Black Cupid

Scientific classification
- Domain: Eukaryota
- Kingdom: Animalia
- Phylum: Arthropoda
- Class: Insecta
- Order: Lepidoptera
- Family: Lycaenidae
- Genus: Elkalyce
- Species: E. kala
- Binomial name: Elkalyce kala (de Nicéville 1890)

= Elkalyce kala =

- Authority: (de Nicéville 1890)

Species of butterfly

Elkalyce kala, the black Cupid, is a small butterfly found in India that belongs to the lycaenids or blues family.

==Description==
Upperside fuscous black. Forewings and hindwings: jet-black anteciliary slender lines and on the hindwing, traces of a subterminal line of black spots. Cilia, forewing: dusky brown; hindwing: white alternated with brown at the apices of the veins. Underside: white with a greyish tint on the forewing except on the posterior terminal third and on the hindwing on the basal area anteriorly.
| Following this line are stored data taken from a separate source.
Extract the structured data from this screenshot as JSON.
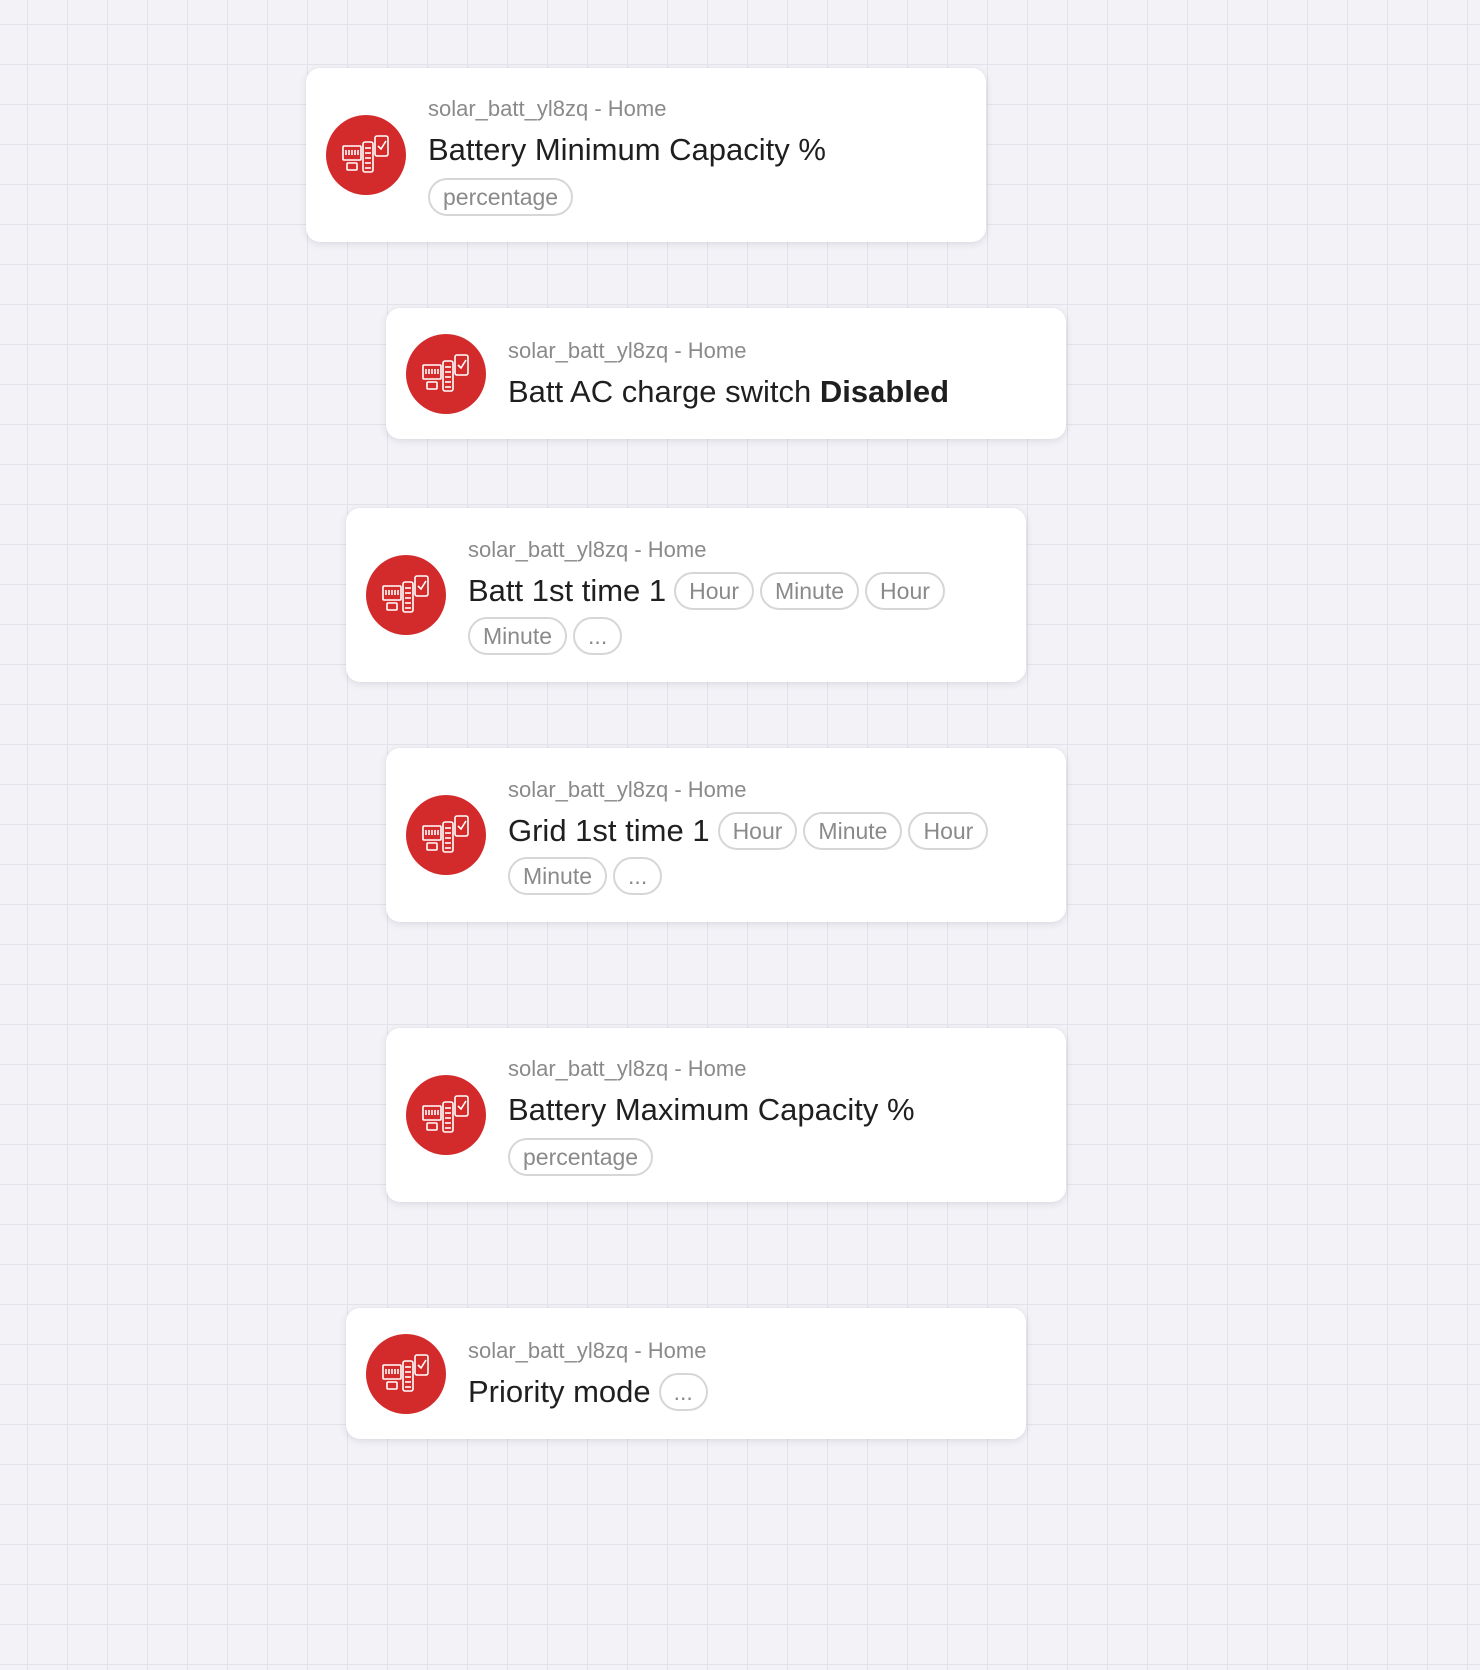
{
  "colors": {
    "canvas_background": "#f3f2f7",
    "grid_line": "#e3e2ea",
    "card_background": "#ffffff",
    "icon_background": "#d32b2b",
    "subtitle_text": "#8a8a8a",
    "title_text": "#1f1f1f",
    "chip_border": "#d6d6d6"
  },
  "cards": [
    {
      "icon": "solar-battery-icon",
      "subtitle": "solar_batt_yl8zq - Home",
      "title": "Battery Minimum Capacity %",
      "chips": [
        "percentage"
      ]
    },
    {
      "icon": "solar-battery-icon",
      "subtitle": "solar_batt_yl8zq - Home",
      "title": "Batt AC charge switch",
      "state": "Disabled",
      "chips": []
    },
    {
      "icon": "solar-battery-icon",
      "subtitle": "solar_batt_yl8zq - Home",
      "title": "Batt 1st time 1",
      "chips": [
        "Hour",
        "Minute",
        "Hour",
        "Minute",
        "..."
      ]
    },
    {
      "icon": "solar-battery-icon",
      "subtitle": "solar_batt_yl8zq - Home",
      "title": "Grid 1st time 1",
      "chips": [
        "Hour",
        "Minute",
        "Hour",
        "Minute",
        "..."
      ]
    },
    {
      "icon": "solar-battery-icon",
      "subtitle": "solar_batt_yl8zq - Home",
      "title": "Battery Maximum Capacity %",
      "chips": [
        "percentage"
      ]
    },
    {
      "icon": "solar-battery-icon",
      "subtitle": "solar_batt_yl8zq - Home",
      "title": "Priority mode",
      "chips": [
        "..."
      ]
    }
  ]
}
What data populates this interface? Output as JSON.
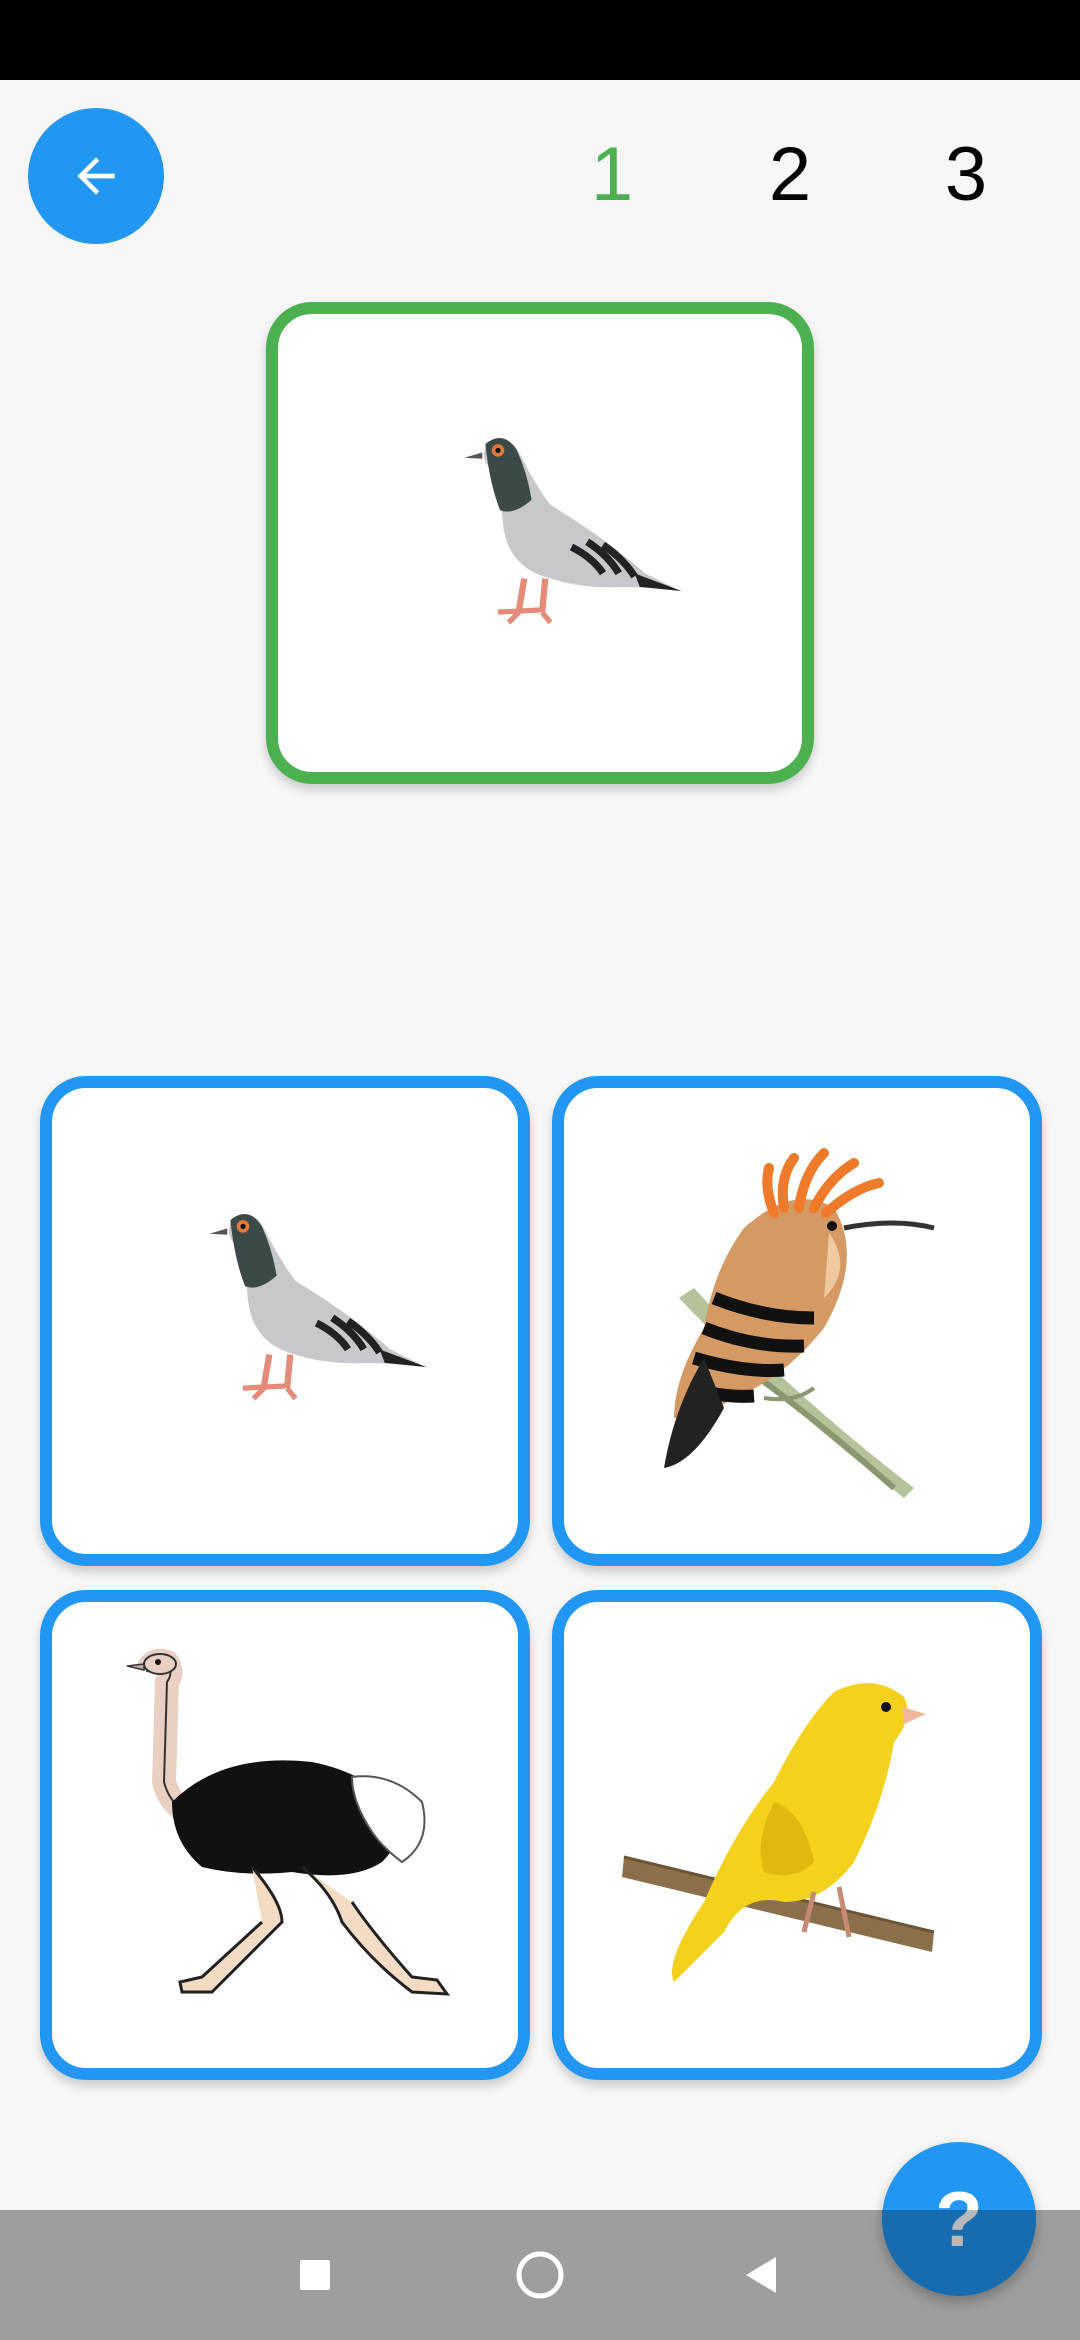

Forewing: a slender, short, black transverse line on the discocellulars, a transverse discal row of six prominent black spots as follows: posterior three elongate, placed obliquely and en echelon, the next spot above also elongate and posited almost horizontally, the anterior two round and curved inwards; a transverse inner subterminal series of black lunules, an outer similar series of minute black dots and an anteciliary slender black line; cilia white alternated with brown at the apices of the veins. Hindwing: a transverse subbasal series of three black spots, the posterior spot minute, a transverse black spot on the middle of the dorsal margin, a transverse slender black lunule on the discocellulars, and a prominent, transverse, somewhat irregularly curved discal row of black spots posited as follows: posterior two slightly elongate and placed en echelon of the three spots next above, the middle spot is elongate and placed longitudinally, the other two are round, the anterior two spots are round, shifted a little inwards out of line, the one nearest the costa very large and conspicuous; terminal markings and cilia as on the forewing. Antennae black, the shafts speckled with white; head, thorax and abdomen fuscous black; beneath: palpi, head, thorax and abdomen white.